Thursday, October 27, 2011

Welsh Poetry...and other strange things that come from the mouths of babes

I picked my daughter up from soccer this evening just like any other fall Thursday night.  But tonight was different, she was in another world, listless, zoning, totally unaware I was there.  I was concerned.  She was staring at the sky, I was calling her name, she was turning in circles, I was screaming her name, she was walking towards me as if in a fog, I was rushing towards her to figure out what was wrong.  She was fine...if you call uttering Welsh Poetry as fine.

Let me clarify. I asked her, "What's wrong? You're not yourself."
She simply whispered, "I'll tell you in the car" with a sigh of longing.

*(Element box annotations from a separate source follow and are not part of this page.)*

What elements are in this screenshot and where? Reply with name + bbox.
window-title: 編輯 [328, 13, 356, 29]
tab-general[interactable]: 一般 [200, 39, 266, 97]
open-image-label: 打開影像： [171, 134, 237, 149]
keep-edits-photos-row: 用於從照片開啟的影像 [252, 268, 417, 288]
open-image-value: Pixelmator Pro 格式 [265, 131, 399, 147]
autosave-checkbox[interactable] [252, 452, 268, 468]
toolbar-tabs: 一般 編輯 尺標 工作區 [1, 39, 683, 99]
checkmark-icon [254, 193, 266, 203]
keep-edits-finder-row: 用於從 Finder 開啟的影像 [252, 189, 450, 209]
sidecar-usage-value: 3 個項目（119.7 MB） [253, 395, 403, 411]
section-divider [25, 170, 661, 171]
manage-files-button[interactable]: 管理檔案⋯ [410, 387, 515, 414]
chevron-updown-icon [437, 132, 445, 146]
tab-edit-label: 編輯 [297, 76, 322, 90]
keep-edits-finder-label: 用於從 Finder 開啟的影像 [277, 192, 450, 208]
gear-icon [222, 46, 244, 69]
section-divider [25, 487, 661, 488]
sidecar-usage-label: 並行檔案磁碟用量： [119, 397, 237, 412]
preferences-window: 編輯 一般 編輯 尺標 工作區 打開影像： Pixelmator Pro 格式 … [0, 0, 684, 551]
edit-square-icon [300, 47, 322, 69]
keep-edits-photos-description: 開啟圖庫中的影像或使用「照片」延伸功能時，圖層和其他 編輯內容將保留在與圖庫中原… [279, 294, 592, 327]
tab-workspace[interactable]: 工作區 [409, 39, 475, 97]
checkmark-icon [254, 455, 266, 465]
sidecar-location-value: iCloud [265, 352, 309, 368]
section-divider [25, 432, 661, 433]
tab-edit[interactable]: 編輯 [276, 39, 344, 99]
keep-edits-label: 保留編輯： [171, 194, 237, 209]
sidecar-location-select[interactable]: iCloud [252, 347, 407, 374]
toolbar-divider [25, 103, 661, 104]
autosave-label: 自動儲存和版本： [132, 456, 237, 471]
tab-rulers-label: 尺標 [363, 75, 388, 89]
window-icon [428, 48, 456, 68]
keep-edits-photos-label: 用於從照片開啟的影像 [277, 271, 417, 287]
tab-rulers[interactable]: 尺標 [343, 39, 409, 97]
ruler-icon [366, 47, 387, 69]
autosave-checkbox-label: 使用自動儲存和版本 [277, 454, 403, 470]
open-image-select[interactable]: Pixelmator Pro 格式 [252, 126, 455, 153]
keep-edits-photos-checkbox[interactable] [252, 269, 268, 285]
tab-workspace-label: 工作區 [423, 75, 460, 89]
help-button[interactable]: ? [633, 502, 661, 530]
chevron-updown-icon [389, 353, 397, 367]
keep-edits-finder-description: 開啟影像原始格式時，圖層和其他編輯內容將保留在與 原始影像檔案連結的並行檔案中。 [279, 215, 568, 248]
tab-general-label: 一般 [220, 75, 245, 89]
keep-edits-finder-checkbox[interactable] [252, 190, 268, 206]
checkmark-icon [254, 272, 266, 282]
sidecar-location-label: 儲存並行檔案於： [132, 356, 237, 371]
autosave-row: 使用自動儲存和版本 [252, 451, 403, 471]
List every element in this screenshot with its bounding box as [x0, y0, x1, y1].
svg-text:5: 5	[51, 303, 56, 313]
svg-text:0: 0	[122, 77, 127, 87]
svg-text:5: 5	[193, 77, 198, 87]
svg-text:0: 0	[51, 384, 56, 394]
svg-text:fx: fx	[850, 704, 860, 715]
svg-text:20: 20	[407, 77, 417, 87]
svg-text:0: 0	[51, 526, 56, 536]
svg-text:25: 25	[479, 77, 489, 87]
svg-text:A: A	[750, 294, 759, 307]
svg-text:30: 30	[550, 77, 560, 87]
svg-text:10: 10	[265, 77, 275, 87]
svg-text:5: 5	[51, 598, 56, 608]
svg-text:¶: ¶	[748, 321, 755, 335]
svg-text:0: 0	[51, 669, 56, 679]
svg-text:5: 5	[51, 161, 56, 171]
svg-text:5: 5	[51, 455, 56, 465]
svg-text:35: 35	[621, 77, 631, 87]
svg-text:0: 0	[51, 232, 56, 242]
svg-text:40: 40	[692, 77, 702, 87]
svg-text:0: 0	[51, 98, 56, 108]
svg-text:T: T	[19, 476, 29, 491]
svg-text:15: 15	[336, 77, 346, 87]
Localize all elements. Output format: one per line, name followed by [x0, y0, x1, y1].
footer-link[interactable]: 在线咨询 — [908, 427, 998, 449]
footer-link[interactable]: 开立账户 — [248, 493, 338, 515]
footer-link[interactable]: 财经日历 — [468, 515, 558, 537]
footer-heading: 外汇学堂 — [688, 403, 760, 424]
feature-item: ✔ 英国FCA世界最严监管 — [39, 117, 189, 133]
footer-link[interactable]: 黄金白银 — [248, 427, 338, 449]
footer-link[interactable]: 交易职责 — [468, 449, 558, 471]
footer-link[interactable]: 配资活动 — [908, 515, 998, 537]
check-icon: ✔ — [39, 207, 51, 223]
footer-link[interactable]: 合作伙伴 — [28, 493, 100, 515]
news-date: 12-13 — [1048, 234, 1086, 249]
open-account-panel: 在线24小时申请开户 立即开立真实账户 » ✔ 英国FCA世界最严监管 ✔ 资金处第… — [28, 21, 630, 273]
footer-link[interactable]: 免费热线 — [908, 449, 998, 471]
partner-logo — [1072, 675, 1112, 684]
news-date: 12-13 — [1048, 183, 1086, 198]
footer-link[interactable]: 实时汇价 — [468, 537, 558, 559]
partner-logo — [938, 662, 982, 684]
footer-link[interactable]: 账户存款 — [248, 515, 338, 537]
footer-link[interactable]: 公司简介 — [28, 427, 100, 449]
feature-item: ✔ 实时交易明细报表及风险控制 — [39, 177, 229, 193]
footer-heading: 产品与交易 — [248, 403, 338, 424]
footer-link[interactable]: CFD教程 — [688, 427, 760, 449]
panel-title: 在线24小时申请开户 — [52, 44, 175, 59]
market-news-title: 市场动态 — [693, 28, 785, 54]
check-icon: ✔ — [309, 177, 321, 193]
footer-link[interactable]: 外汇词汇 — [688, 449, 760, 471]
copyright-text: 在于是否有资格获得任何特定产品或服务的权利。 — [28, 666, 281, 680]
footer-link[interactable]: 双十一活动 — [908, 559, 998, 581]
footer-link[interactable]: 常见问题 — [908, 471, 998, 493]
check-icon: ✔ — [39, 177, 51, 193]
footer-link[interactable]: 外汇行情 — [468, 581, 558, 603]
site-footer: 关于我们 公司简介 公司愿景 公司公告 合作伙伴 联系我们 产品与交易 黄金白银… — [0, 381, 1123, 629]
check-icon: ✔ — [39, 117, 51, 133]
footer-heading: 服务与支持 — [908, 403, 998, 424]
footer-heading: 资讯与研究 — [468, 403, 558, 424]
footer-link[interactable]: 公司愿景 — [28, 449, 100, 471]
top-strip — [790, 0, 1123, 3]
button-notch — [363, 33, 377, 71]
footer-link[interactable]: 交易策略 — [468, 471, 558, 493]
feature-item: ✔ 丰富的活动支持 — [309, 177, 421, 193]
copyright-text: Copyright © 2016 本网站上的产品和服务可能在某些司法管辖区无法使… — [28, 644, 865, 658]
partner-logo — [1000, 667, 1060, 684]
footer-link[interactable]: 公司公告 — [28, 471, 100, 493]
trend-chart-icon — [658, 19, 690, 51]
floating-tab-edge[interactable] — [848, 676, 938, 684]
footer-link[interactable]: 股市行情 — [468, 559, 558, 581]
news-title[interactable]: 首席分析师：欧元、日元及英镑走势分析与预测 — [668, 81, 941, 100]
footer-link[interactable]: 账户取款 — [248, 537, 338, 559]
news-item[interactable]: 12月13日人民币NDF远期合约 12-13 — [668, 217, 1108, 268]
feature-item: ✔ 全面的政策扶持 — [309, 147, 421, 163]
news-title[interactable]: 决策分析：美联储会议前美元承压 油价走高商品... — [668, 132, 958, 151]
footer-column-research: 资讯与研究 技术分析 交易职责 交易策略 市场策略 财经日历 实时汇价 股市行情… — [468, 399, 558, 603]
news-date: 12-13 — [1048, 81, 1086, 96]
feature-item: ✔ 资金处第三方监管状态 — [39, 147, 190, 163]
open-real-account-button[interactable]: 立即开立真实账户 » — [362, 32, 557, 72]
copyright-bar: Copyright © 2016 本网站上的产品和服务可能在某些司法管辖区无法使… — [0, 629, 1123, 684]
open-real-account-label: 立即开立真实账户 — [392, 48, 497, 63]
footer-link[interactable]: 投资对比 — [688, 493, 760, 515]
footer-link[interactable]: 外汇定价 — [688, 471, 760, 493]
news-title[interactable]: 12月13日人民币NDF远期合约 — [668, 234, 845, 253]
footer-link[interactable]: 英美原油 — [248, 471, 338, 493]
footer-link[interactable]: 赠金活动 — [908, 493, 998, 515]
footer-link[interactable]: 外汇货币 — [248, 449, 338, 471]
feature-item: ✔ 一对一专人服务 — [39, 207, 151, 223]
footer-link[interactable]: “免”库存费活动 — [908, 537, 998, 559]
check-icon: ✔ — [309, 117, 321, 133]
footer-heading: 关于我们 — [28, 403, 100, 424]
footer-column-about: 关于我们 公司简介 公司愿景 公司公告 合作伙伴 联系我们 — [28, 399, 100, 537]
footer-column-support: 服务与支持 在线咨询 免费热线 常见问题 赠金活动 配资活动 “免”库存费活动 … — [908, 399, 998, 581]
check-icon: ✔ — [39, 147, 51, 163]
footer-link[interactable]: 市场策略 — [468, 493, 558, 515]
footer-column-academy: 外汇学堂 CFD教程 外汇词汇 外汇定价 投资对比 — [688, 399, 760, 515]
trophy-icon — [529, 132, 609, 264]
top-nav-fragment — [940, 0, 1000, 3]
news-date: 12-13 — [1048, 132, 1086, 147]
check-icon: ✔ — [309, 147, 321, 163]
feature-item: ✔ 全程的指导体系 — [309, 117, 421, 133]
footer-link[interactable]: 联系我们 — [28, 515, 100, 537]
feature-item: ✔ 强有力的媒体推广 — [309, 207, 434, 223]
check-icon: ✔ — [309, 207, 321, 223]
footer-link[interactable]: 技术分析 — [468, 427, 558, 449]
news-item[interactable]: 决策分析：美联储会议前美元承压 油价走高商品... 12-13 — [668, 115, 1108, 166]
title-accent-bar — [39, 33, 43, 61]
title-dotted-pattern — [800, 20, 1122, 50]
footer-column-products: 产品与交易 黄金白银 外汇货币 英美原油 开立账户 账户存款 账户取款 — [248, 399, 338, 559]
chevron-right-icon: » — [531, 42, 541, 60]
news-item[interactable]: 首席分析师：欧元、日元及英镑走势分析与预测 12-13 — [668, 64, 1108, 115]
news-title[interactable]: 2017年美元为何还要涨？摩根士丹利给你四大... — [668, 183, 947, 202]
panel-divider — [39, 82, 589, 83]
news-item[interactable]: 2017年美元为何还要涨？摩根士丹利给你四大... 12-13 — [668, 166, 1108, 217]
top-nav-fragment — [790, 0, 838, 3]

I was anxious enough that I shouted at her to shut the car door when she merely sat in the passenger seat and stared through the windshield with the door hanging open.  She turned to me and said it was nerves.  That she had played on the 6-7th grade boys team this evening in an open contest against the 6-7th grade girls (she's in 5th and decidedly used to playing on a U-11 team) They had placed her in the goal (her normal position) and she had been SCARED! Her nerves were unable to get under control.  She says to me, "I even tried to center myself by uttering Welsh Poetry and that didn't work!"

I sat stunned.  Welsh Poetry? Nerves were rattled and she uttered Welsh Poetry? And as I sat there pondering that I heard her start low and gravely, "I am the captain of the storm, I shall overcome the ranks of the many.  I shall stir within me the ...." and I couldn't move, couldn't drive, couldn't figure out if she was 10 or if she was an ancient Welsh Warrior ready to do battle.  So I looked at her and she sat staring out the window into the setting darkness, wistful continuing her poem (apparently Welsh...)

After she finished her soliloquy, I shattered her trance and asked her exactly what the heck had happened at practice--I figured there had to be some story of ball hitting her head-- and hard! in there somewhere.  But there wasn't.  She (my amazing goalie of a daughter) had made 2 saves on 2 shots against older players.  And she had been nervous the whole time, even after her first save.  And a Welsh Poem came to her mind and she uttered it to calm herself and somewhere deep in that poem she got stuck.

And now she is in our living room, age 10 again and buoyantly watching Jane Eyre and I am sitting here thinking of the Welsh country-side and longing for simpler times when I understood my child and wondering where the time has gone that she has had this chance to become so worldly.  And even more, I am wondering if "time" is even a relevant reference in the lives of young ones.

1 comment:

  1. This brought tears. She is such a beautiful soul and I love her very much. What an amazing girl she is.